Meskipun status kejadian telah dinyatakan dalam proses lokalisir, penyebab pasti dari kebakaran ini masih dalam tahap penyelidikan lebih lanjut oleh pihak kepolisian dan tim investigasi dari Dinas Gulkarmat. Dugaan sementara mengarah pada hubungan arus pendek listrik pada instalasi di dalam shaft kabel, namun hal ini masih menunggu hasil olah tempat kejadian perkara (TKP) secara forensik. Begitu pula dengan jumlah total korban yang terdampak serta estimasi kerugian material, saat ini masih dalam proses pendataan mendalam oleh otoritas terkait.

Kejadian ini kembali menjadi pengingat penting akan urgensi sistem proteksi kebakaran di gedung-gedung tinggi di Jakarta. Apartemen Pavilion, sebagai salah satu hunian di kawasan elit Jakarta Pusat, memiliki standar keamanan tinggi, namun risiko kegagalan teknis pada sistem kelistrikan tetap menjadi ancaman nyata yang tidak bisa diprediksi. Pihak pengelola gedung diharapkan dapat segera melakukan audit teknis menyeluruh terhadap sistem fire alarm, sprinkler, dan jalur evakuasi untuk menjamin keselamatan penghuni di masa mendatang.

Selama proses penanganan berlangsung, kawasan di sekitar Jalan KH Mas Mansyur sempat mengalami kepadatan lalu lintas akibat banyaknya armada pemadam kebakaran yang terparkir di bahu jalan. Namun, berkat pengaturan dari pihak kepolisian setempat, akses bagi kendaraan darurat tetap terjaga sehingga proses evakuasi tidak terhambat. Warga yang berada di sekitar lokasi sempat berkumpul untuk menyaksikan proses pemadaman, namun petugas berhasil menjaga area steril agar operasi penyelamatan tetap berjalan kondusif.

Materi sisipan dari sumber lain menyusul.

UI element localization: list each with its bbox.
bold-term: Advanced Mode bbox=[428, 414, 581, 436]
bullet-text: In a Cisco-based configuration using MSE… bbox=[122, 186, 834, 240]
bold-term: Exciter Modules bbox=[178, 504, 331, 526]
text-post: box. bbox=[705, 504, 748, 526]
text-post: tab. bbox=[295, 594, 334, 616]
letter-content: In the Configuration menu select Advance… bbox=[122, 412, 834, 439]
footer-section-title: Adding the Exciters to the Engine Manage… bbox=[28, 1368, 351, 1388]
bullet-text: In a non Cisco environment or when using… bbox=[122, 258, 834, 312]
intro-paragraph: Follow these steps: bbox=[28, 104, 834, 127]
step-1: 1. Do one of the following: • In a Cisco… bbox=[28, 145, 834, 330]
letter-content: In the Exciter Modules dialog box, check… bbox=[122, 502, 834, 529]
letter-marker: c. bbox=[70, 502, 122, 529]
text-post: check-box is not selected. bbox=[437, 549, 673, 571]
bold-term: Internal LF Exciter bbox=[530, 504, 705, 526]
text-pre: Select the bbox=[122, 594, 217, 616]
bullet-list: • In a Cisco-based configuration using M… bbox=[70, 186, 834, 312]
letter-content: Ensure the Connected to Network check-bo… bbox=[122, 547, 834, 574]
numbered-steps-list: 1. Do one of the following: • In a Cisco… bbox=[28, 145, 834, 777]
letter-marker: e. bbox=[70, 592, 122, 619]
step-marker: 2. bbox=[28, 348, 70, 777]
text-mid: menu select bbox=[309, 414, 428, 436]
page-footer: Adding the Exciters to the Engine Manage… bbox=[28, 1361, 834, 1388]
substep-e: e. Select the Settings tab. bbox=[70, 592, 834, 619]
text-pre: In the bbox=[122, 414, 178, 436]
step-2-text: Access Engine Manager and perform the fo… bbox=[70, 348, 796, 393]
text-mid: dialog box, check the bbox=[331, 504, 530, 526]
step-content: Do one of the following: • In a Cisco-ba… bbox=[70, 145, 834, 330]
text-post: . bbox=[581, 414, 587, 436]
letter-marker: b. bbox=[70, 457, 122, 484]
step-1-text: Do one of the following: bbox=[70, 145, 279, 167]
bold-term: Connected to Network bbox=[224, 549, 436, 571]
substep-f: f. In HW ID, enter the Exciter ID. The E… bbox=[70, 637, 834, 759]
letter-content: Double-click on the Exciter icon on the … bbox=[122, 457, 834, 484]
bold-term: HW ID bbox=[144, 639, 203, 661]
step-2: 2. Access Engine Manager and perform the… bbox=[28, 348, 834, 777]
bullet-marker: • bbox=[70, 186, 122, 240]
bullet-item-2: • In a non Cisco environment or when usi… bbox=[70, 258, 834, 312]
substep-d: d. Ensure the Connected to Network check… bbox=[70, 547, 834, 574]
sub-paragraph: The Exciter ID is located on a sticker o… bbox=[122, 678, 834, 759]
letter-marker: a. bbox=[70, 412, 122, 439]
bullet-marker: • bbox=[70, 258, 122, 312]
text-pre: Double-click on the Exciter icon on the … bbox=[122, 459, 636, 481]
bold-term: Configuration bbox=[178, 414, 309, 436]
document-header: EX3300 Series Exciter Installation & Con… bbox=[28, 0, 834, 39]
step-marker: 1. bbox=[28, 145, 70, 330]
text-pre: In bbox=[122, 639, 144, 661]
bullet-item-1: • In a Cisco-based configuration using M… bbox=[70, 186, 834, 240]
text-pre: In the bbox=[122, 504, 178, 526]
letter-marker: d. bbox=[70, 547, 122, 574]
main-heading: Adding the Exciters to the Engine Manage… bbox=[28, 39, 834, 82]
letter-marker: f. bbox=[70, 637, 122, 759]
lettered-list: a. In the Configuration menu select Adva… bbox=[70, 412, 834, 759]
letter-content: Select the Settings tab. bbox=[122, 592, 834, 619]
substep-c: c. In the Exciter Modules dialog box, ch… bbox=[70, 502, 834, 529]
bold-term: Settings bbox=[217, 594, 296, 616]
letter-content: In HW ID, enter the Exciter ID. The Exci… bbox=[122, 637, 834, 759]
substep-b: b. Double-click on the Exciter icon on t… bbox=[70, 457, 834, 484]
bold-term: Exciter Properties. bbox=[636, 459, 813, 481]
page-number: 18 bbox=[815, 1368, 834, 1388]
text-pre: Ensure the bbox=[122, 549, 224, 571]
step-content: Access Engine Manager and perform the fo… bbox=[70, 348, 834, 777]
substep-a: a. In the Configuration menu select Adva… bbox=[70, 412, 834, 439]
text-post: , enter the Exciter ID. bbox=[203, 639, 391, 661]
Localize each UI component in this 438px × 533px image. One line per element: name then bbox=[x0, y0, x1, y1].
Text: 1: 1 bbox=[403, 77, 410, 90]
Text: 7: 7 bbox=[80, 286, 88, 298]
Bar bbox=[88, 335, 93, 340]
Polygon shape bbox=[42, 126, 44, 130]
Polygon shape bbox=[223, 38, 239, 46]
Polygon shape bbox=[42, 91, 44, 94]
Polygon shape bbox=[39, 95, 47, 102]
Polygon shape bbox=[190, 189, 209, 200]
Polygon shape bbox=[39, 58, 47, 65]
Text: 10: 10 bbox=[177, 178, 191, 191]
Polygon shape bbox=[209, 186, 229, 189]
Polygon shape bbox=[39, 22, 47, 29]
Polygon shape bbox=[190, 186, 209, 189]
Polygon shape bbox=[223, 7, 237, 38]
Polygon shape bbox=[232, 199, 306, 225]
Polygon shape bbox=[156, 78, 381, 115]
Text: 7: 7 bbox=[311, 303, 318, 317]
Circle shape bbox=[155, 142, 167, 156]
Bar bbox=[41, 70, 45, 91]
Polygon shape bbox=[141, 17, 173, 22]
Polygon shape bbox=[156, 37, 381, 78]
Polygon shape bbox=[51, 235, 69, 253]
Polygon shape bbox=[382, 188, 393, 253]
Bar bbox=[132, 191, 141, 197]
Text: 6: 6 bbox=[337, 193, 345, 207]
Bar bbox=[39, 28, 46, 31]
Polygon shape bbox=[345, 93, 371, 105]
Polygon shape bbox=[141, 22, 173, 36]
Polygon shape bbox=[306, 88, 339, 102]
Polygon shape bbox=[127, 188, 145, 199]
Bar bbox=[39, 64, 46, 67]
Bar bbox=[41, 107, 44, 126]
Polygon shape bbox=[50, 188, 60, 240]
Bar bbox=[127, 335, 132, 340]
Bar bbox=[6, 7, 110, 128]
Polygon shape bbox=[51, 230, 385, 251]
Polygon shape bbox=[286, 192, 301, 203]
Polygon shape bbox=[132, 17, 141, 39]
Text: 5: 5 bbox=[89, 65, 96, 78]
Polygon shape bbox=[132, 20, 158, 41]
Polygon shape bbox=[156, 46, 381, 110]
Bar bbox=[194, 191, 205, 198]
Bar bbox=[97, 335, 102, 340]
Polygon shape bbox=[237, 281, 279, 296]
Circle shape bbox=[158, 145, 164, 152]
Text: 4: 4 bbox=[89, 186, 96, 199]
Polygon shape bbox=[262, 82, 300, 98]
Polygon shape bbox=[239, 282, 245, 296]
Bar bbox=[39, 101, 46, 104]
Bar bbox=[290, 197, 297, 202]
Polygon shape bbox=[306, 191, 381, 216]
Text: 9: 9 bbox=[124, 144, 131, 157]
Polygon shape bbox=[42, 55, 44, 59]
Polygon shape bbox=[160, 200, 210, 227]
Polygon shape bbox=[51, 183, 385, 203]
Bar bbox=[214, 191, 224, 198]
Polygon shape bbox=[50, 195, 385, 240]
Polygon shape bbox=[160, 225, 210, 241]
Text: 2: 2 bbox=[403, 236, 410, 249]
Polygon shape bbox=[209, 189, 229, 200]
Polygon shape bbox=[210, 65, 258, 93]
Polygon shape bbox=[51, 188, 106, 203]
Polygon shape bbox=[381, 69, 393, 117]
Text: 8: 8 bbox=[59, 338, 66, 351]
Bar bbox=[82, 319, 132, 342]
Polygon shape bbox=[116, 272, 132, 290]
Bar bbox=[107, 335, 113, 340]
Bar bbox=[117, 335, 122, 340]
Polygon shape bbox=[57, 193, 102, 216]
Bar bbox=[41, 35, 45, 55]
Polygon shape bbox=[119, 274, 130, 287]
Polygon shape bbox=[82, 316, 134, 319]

Bagi para penghuni yang terdampak, pihak pengelola apartemen diimbau untuk memberikan pendampingan psikologis maupun fasilitas hunian sementara jika unit mereka dinyatakan tidak aman untuk dihuni dalam waktu dekat. Prioritas utama setelah api padam sepenuhnya adalah memulihkan kembali fungsi fasilitas vital di gedung tersebut, terutama aliran listrik dan ventilasi udara, guna meminimalisir dampak jangka panjang bagi para penghuni.

Operasi pemadaman ini akan terus dilanjutkan hingga situasi dinyatakan benar-benar aman (status clear) oleh komandan lapangan. Petugas pemadam kebakaran akan tetap berada di lokasi sampai dipastikan tidak ada lagi titik panas (hotspot) yang tersisa di area shaft kabel. Pihak berwenang juga mengimbau kepada seluruh masyarakat, khususnya penghuni apartemen di Jakarta, untuk selalu tanggap terhadap instruksi evakuasi jika terjadi alarm kebakaran dan tidak memaksakan diri kembali ke dalam unit sebelum mendapatkan izin dari petugas keamanan atau pemadam kebakaran.

Kebakaran di Apartemen Pavilion ini menjadi pelajaran berharga bagi seluruh pengelola gedung tinggi di Jakarta mengenai pentingnya pemeliharaan rutin pada sistem kabel dan instalasi listrik. Mengingat cuaca yang cenderung panas dan penggunaan daya listrik yang tinggi di gedung-gedung apartemen, inspeksi berkala pada panel listrik dan sistem pencegah kebakaran adalah sebuah keharusan demi melindungi nyawa dan aset berharga penghuni. Semoga tidak ada korban jiwa tambahan dalam insiden ini dan proses pemulihan dapat berjalan dengan lancar.